Failure analysis is a procedure that should start from the ground up at the design stage itself. The initial investment of designing something to work around the failures of past systems can be repaid many times over later on with reduced failure costs.
In this article, we look at the Failure Mode and Effects Analysis (FMEA) procedure which is a technique for preventing failures from occurring in a chip in the first place.
Steps in FMEA analysis
The first step in formal FMEA analysis is simple - find out what can possibly go wrong. Here, the choice of the team used for analysis is critical. Since it's a top down analysis style, we need to have an experienced set of individuals who know what they're doing and have experience with failing integrated circuits in the past. Only then will they be able to form a comprehensive and detailed list of problems. These must be stated from the user's point of view. For example, "such a failure will cause complex math computations with floating point numbers to give inaccurate results."

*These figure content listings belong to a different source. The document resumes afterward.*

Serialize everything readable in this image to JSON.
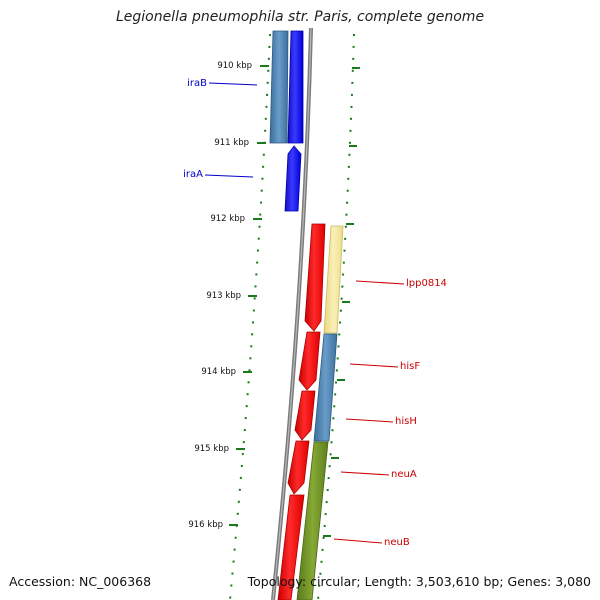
{
  "title": "Legionella pneumophila str. Paris, complete genome",
  "footer": {
    "accession": "Accession: NC_006368",
    "summary": "Topology: circular; Length: 3,503,610 bp; Genes: 3,080"
  },
  "scale_labels": [
    "910 kbp",
    "911 kbp",
    "912 kbp",
    "913 kbp",
    "914 kbp",
    "915 kbp",
    "916 kbp"
  ],
  "genes": [
    {
      "name": "iraB",
      "color": "#0000cc"
    },
    {
      "name": "iraA",
      "color": "#0000cc"
    },
    {
      "name": "lpp0814",
      "color": "#cc0000"
    },
    {
      "name": "hisF",
      "color": "#cc0000"
    },
    {
      "name": "hisH",
      "color": "#cc0000"
    },
    {
      "name": "neuA",
      "color": "#cc0000"
    },
    {
      "name": "neuB",
      "color": "#cc0000"
    }
  ],
  "colors": {
    "forward_cds": "#0000ff",
    "reverse_cds": "#ff0000",
    "cog_blue": "#4682b4",
    "cog_yellow": "#f3e49a",
    "cog_green": "#6b8e23",
    "tick": "#1a7a1a",
    "backbone": "#888888"
  }
}
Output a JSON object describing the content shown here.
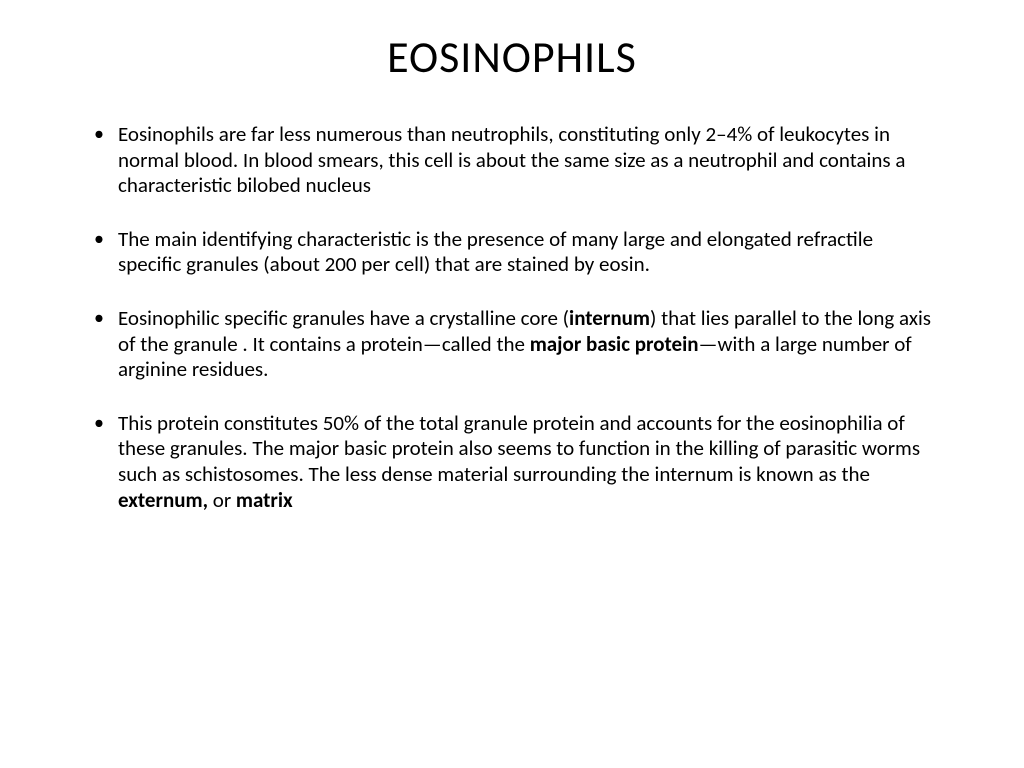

We rate these failures in terms of severity. For example, those which might lead to a lawsuit get a very high priority.
The second step is to analyze the causes of each failure in the first step and determine how likely they are to occur. Higher rankings are given if the occurrence probability is high. Actions also must be formulated based on these rankings. Naturally, if a particular failure is more severe then it gets attention even if the likelihood of failure is low.
Finally, we determine how likely it is that a particular failure will go undetected. This is done by examining all existing failure detection controls and the likely tests which will be applied. Once more, rankings are given for ease of detection.
By multiplying these three rankings, we get risk priority numbers (RPNs) which are used to determine which potential failures get the most attention from the design team. All this may sound basic, but there's a lot involved and it harder than it looks. If it's done properly, the results will be obvious when there are fewer failures and decreased costs to the firm later on.
Systematic identification of failures using an FMEA analysis provides a solid foundation for preventing failures before they cause serious damage.